Here we show a 100% 3-year DFS in patients with dMMR colon cancer treated with one dose of ipilimumab and two doses of nivolumab prior to surgery. The survival data are also supported by negative ctDNA at the MRD timepoint in all patients, while on-treatment ctDNA dynamics provide an additional monitoring instrument for future trials on organ preservation.

Clinical trial identification

NCT03026140.

503O - Neoadjuvant nivolumab (nivo) plus relatlimab (rela) in MMR-deficient colon cancer: Results of the NICHE-3 study

Background

Immune checkpoint inhibitors (ICI) have shown unprecedented responses in MMR-deficient (dMMR) colorectal cancers. In the NICHE-2 study, major pathologic responses (MPR) and pathologic complete responses (pCR) were observed in 95% and 68% of patients, respectively, following a short neoadjuvant regimen of nivolumab/ipilimumab. Data on nivo/rela in patients with melanoma suggest a favorable toxicity profile. Here we present data from NICHE-3, in which we investigated the efficacy and safety of nivo/rela in locally advanced resectable dMMR colon cancer (CC).

Methods

Patients with dMMR CC were treated with 2 doses of nivo/rela (480mg/480mg) on day 1 and 29, followed by surgery within 8 weeks of enrollment. A Simon’s 2 stage design was used where >46/59 responders were needed in stages 1+2 for the study to be deemed successful. Pathologic response was defined as ≤50% residual viable tumor (RVT). Secondary endpoints included pCR, MPR (≤10% RVT), safety and survival. We previously showed data from stage 1 (19pts). Here we present the primary endpoint from the fully accrued study.

Results

A total of 59 patients were treated. Median age was 65 years and 78% of patients had clinical stage III disease. Of the 59 patients, 56 have undergone surgery, and surgery is scheduled for 3 treated patients. Pathologic response was observed in 54/56 (96%) patients and included 91% MPR and 68% pCR. Grade 3-4 immune related adverse events were observed in 6/59 (10%) patients and led to delay of surgery in 3 patients.

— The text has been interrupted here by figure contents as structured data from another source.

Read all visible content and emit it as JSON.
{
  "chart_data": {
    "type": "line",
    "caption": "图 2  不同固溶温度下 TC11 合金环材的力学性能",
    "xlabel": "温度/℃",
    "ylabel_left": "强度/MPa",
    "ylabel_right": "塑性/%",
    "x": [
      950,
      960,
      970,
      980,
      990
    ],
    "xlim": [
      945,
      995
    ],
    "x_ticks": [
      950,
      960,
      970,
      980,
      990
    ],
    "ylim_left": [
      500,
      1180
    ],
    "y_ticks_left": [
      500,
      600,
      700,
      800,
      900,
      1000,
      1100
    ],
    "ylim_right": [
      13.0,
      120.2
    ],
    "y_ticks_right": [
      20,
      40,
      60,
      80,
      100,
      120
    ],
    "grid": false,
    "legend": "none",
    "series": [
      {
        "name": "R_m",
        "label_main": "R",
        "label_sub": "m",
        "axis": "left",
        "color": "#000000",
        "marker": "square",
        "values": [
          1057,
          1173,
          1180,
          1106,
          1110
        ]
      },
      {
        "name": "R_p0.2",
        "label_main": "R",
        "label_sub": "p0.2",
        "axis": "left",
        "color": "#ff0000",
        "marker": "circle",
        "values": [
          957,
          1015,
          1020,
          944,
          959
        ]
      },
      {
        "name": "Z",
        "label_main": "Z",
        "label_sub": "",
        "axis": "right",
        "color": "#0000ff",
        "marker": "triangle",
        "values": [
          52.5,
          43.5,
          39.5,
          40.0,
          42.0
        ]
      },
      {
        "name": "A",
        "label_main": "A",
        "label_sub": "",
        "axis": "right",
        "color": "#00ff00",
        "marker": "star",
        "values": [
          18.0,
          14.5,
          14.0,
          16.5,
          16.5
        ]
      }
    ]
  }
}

Endocrinopathies requiring long-term suppletion occurred in 14 (24%) patients consisting of 10 cases of hypothyroidism (17%) and 5 (8%) of adrenal insufficiency. To date, one patient had recurrence of disease.

Conclusions

Here we present data from NICHE-3 showing that neoadjuvant nivo/rela led to a pathologic response rate of 96% in patients with dMMR CC, with a pCR rate of 68%, similar to response rates observed with nivo/ipi. Toxicity of nivo/rela in this study was manageable but resulted in high rates of long-term endocrinopathies.

This study adds to a growing body of evidence of the role of ICI in dMMR CRC and provides a basis for larger studies and exploration of organ-sparing strategies.

Clinical trial identification

NCT03026140; EudraCT 2016-002940-17.